[DrRobinson]

I think this is a valid point, though I don't expect the people in the datacenter to know which customer stores data on which disks. There could of course still be someone working there that steals data from all customers and you end up being part of that, but that's probably quite hard and risky for the employee since the datacenters are heavily monitored and access is restricted. As a targeted attack, I'd expect them to need to team up with a different department, which makes the attack even more expensive.

[knorker]

Yup. Security is layers. Checking this box helps against some threats. Definitely not "close to useless".

Public Cloud cloud have their shit together, but they also deal with millions of hard drives. I could definitely see a story coming out where someone finds a hard drive, some sensitive stuff on it, and just nobody has any idea how it got out. Stranger things than that happen every day.

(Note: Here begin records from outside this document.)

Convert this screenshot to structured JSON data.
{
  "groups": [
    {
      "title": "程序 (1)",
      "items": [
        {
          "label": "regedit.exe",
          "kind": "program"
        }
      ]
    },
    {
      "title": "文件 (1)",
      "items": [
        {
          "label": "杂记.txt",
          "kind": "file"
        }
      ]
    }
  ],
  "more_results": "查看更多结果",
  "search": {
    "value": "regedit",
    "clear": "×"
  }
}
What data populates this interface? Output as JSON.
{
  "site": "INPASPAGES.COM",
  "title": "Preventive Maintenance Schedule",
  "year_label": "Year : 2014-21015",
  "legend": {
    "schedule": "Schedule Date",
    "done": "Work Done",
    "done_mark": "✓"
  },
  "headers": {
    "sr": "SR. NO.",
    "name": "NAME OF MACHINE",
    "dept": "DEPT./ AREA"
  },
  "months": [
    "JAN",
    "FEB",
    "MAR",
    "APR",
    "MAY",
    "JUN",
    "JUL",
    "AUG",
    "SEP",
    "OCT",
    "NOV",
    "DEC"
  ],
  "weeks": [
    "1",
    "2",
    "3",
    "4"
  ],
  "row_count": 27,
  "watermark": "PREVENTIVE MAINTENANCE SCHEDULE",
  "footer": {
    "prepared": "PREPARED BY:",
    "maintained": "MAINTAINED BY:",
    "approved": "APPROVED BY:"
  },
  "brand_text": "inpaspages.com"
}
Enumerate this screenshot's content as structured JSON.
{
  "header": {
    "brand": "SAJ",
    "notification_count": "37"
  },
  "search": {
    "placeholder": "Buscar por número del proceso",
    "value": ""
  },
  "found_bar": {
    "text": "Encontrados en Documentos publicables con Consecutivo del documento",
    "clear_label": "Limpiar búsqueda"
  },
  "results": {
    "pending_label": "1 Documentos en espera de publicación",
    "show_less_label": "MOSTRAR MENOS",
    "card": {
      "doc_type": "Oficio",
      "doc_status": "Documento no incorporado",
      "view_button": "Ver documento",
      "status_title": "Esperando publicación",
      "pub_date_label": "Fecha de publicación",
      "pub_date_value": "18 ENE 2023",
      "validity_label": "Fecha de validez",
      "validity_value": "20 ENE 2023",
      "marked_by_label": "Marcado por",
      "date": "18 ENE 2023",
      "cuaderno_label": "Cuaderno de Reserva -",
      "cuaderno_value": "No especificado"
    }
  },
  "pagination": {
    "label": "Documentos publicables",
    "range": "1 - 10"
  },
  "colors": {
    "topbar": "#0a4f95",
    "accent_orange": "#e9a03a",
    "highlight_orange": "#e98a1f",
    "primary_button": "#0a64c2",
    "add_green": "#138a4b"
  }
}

If it's encrypted then that's another layer of swiss cheese.

[DrRobinson]

> Definitely not "close to useless".

It lowers the risk a minimum amount (which makes it not useless, but close to it.) Your resources are limited, so you want to prioritize actions that have good cost:benefit ratio.

Re-encrypting disks is a significant effort (cost), effort that could be spent on something with better benefit. Should you spend a day encrypting a database or should you spend it on looking over publicly exposed S3 buckets? Ideally both, but resources are limited. Doing one action always means you're putting off something else.

[knorker]

This is a different argument.

Did you see other comments in this thread, for example someone bought a drive online and turned out it still had some backblaze data?

Compliance often has a bunch of useless checkboxing, but in that case it really mattered.

I heard a rumor that some companies had their backups "in the other tower". People won't be making that mistake again.

In some places they have a policy against two key people being on the same plane. It's ridiculous, until it isn't.

Obviously there are priorities. But you can't say "I need to add features, not unit tests, because the company will go under without these features implemented very soon, and therefore unit tests are close to useless".

[DrRobinson]

> This is a different argument.

Part of it, maybe. But the point about it reducing risk by very little is true.

> Did you see other comments in this thread, for example someone bought a drive online and turned out it still had some backblaze data?

Backblaze data is encrypted, or so they claim. Backblaze is also not hosted on AWS. I've also yet to see any evidence of that claim, though I don't dismiss it.

Data is sharded/spread out over multiple disks, you don't have one disk per customer and have all their data there. You'd get fragments of data. If Backblaze was running their servers on specific disks that were not encrypted, not zeroed, and not destroyed, that'll have to stand for them. Backblaze is hosted in a shared data center/colocation, while AWS has their own data centers with their own personnel. Backblaze is a separate company from AWS.